两人俱是无言,顾瑾玉觑一眼顾小灯,双手交扣大气不敢出,攒了半天辞藻,也只是讷讷出一句“对不起”。
“我不想再听你道歉。”顾小灯声音哑着,说话如鲠在喉,掀起微红的眼皮看向吴嗔,“吴先生,您继续说他要命的地方吧。”
吴嗔方才给顾小灯解释了蛊术的来龙去脉,如今便接着说起顾瑾玉的现状。
“他每天都需要‘进食’,我之所以给他放蛊虫,为的是投喂他身体里的那只控死蛊,不然那蛊要沿着他的心脉一步步往前吞噬血肉,不抑制的话,宿主死去以后,身体就是一座蛊虫的巢穴,可怕得很。”
“除了找到蛊母,没有其他解蛊的办法了吗?”
“我先跟你们到西南那边找找,江湖武林多传说,神医谷千机楼可能都有机缘,找不到法子我就去南境,去巫山族的圣地,万物都有相克,总能试出办法。”

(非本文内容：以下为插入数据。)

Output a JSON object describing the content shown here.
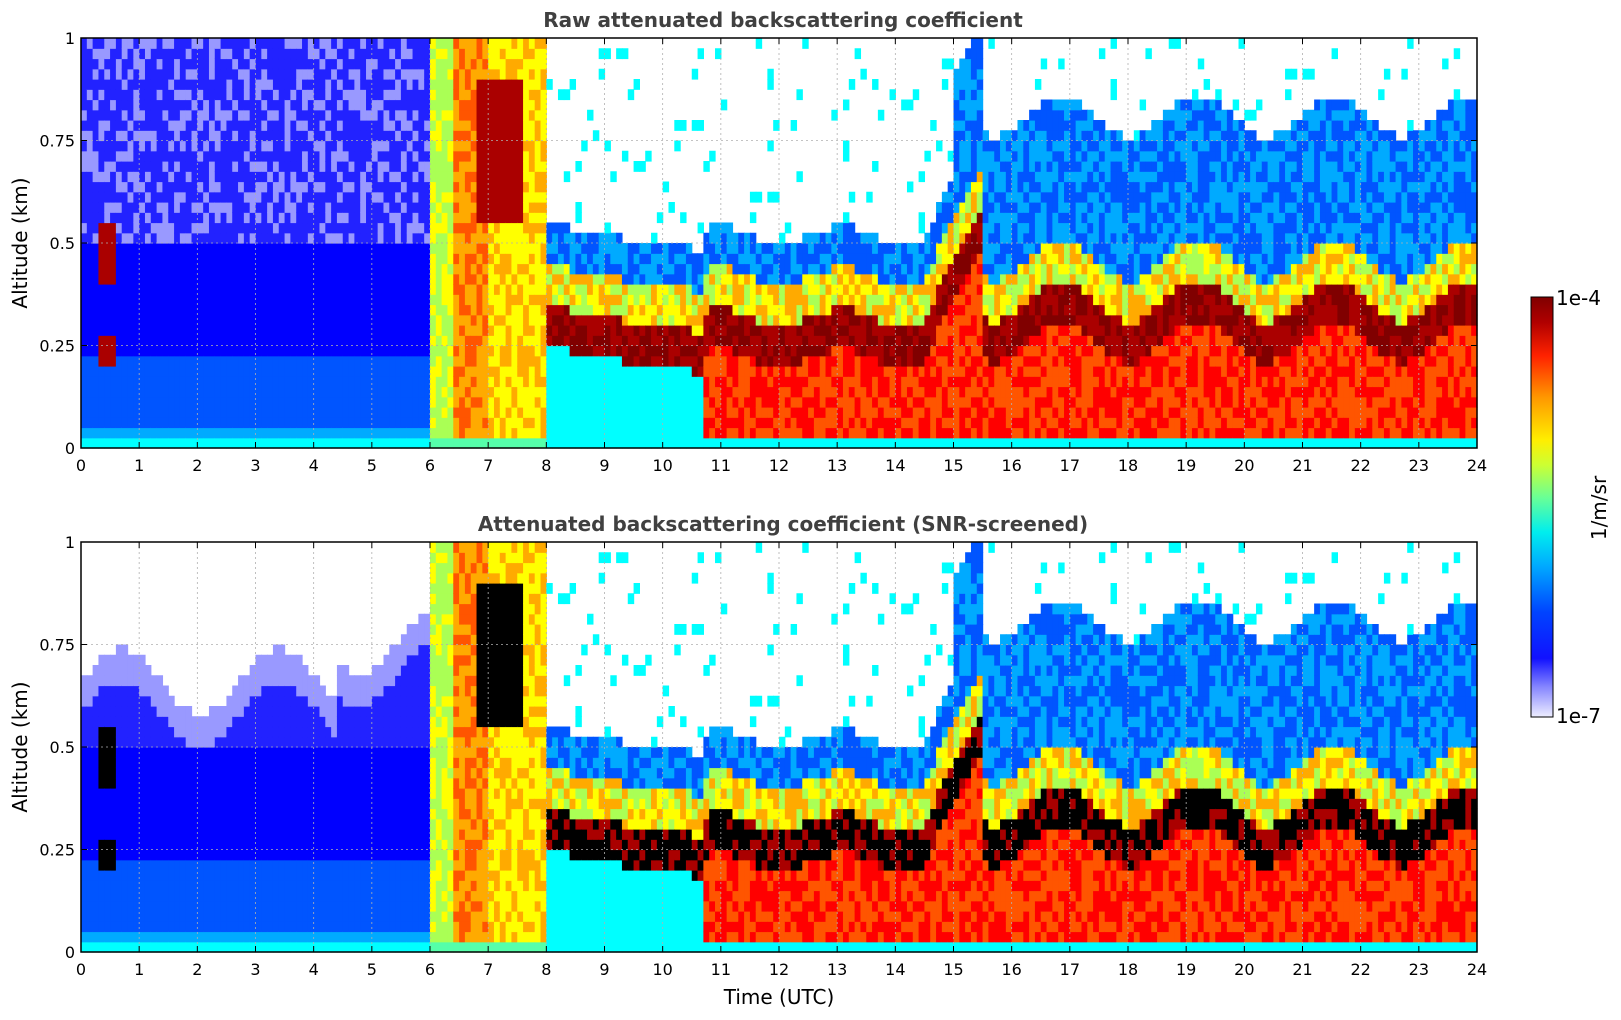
{
  "chart_data": [
    {
      "type": "heatmap",
      "title": "Raw attenuated backscattering coefficient",
      "xlabel": "",
      "ylabel": "Altitude (km)",
      "xlim": [
        0,
        24
      ],
      "ylim": [
        0,
        1
      ],
      "xticks": [
        "0",
        "1",
        "2",
        "3",
        "4",
        "5",
        "6",
        "7",
        "8",
        "9",
        "10",
        "11",
        "12",
        "13",
        "14",
        "15",
        "16",
        "17",
        "18",
        "19",
        "20",
        "21",
        "22",
        "23",
        "24"
      ],
      "yticks": [
        "0",
        "0.25",
        "0.5",
        "0.75",
        "1"
      ],
      "grid": true,
      "screened": false
    },
    {
      "type": "heatmap",
      "title": "Attenuated backscattering coefficient (SNR-screened)",
      "xlabel": "Time (UTC)",
      "ylabel": "Altitude (km)",
      "xlim": [
        0,
        24
      ],
      "ylim": [
        0,
        1
      ],
      "xticks": [
        "0",
        "1",
        "2",
        "3",
        "4",
        "5",
        "6",
        "7",
        "8",
        "9",
        "10",
        "11",
        "12",
        "13",
        "14",
        "15",
        "16",
        "17",
        "18",
        "19",
        "20",
        "21",
        "22",
        "23",
        "24"
      ],
      "yticks": [
        "0",
        "0.25",
        "0.5",
        "0.75",
        "1"
      ],
      "grid": true,
      "screened": true
    }
  ],
  "colorbar": {
    "label": "1/m/sr",
    "max_label": "1e-4",
    "min_label": "1e-7",
    "scale": "log",
    "colors": [
      "#eeeeff",
      "#9999ff",
      "#2222ff",
      "#0000ff",
      "#0055ff",
      "#00aaff",
      "#00ffff",
      "#55ffaa",
      "#aaff55",
      "#ffff00",
      "#ffaa00",
      "#ff5500",
      "#ff0000",
      "#aa0000",
      "#800000"
    ]
  }
}
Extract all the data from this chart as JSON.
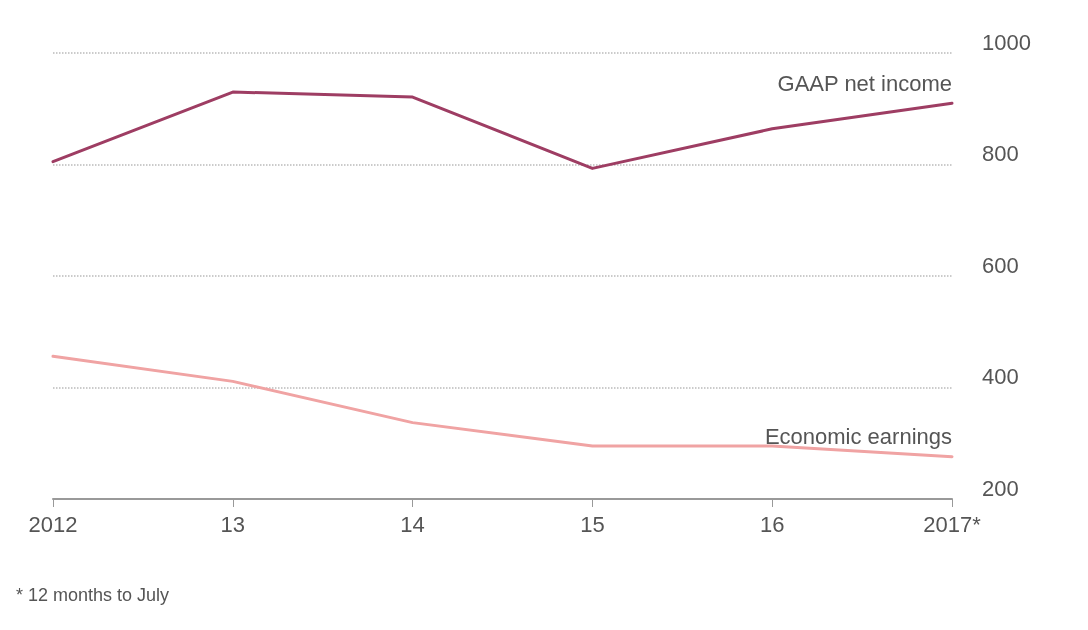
{
  "chart_data": {
    "type": "line",
    "categories": [
      "2012",
      "13",
      "14",
      "15",
      "16",
      "2017*"
    ],
    "series": [
      {
        "name": "GAAP net income",
        "color": "#9e3d63",
        "values": [
          805,
          930,
          921,
          793,
          864,
          910
        ]
      },
      {
        "name": "Economic earnings",
        "color": "#f0a3a3",
        "values": [
          456,
          411,
          337,
          295,
          295,
          276
        ]
      }
    ],
    "ylim": [
      200,
      1000
    ],
    "yticks": [
      200,
      400,
      600,
      800,
      1000
    ],
    "grid": "y",
    "marker": "none",
    "line_style": "solid",
    "annotations": [
      "* 12 months to July"
    ]
  }
}
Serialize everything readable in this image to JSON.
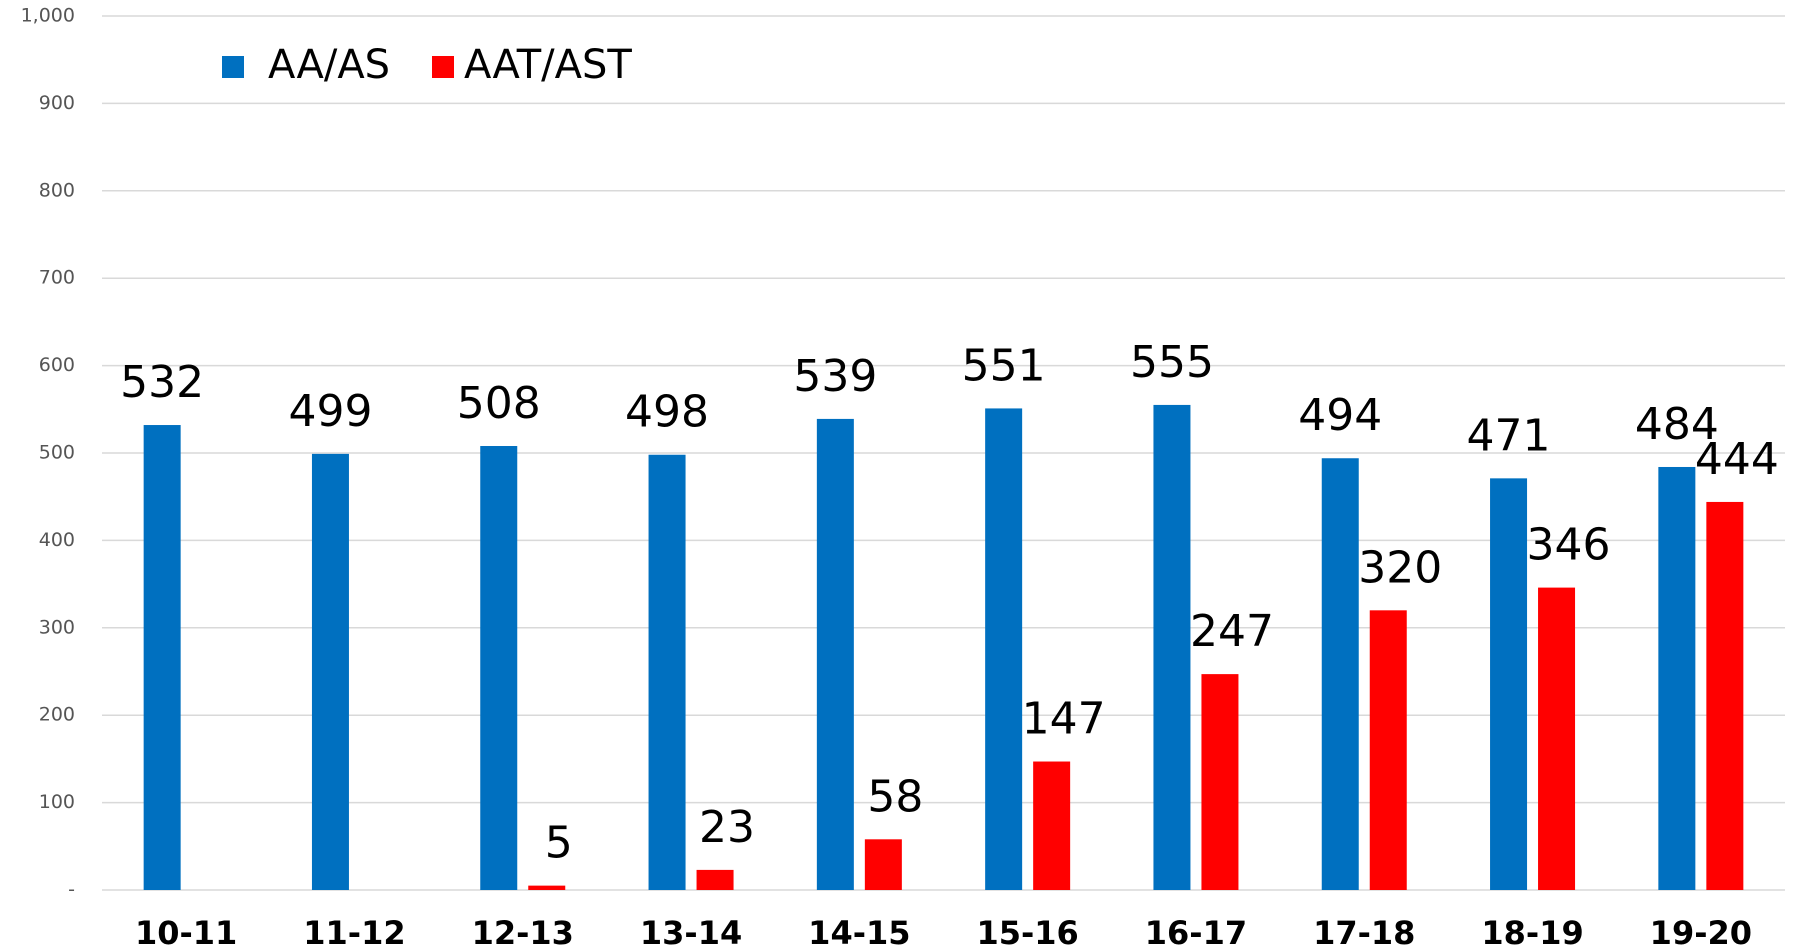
{
  "chart_data": {
    "type": "bar",
    "categories": [
      "10-11",
      "11-12",
      "12-13",
      "13-14",
      "14-15",
      "15-16",
      "16-17",
      "17-18",
      "18-19",
      "19-20"
    ],
    "series": [
      {
        "name": "AA/AS",
        "color": "#0070c0",
        "values": [
          532,
          499,
          508,
          498,
          539,
          551,
          555,
          494,
          471,
          484
        ]
      },
      {
        "name": "AAT/AST",
        "color": "#ff0000",
        "values": [
          null,
          null,
          5,
          23,
          58,
          147,
          247,
          320,
          346,
          444
        ]
      }
    ],
    "ylim": [
      0,
      1000
    ],
    "yticks": [
      {
        "value": 0,
        "label": "-"
      },
      100,
      200,
      300,
      400,
      500,
      600,
      700,
      800,
      900,
      {
        "value": 1000,
        "label": "1,000"
      }
    ],
    "grid": true,
    "legend": "top-left"
  }
}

顾小灯鼻尖微红:“如果既找不到蛊母,西南两境也找不到新办法,一年过去,他会怎样?”
吴嗔坦诚道:“会死。但他说自己不能死,所以商议后,我还有万不得已的办法……”
顾瑾玉咳嗽了出来,拙急地掩盖了吴嗔的尾音。
顾小灯不为所动:“万不得已的是什么?”
吴嗔看了看两人,还是告诉了顾小灯:“一年后实在不行,我就用另外一套复杂的蛊再放进他血脉里,和控死蛊玉石俱焚,后果是他会被炼制成傀儡,虽然此后会变成一具空洞的躯壳,但能维持表面的活。”
表面的活,即是内里的死。
马车内死寂下来。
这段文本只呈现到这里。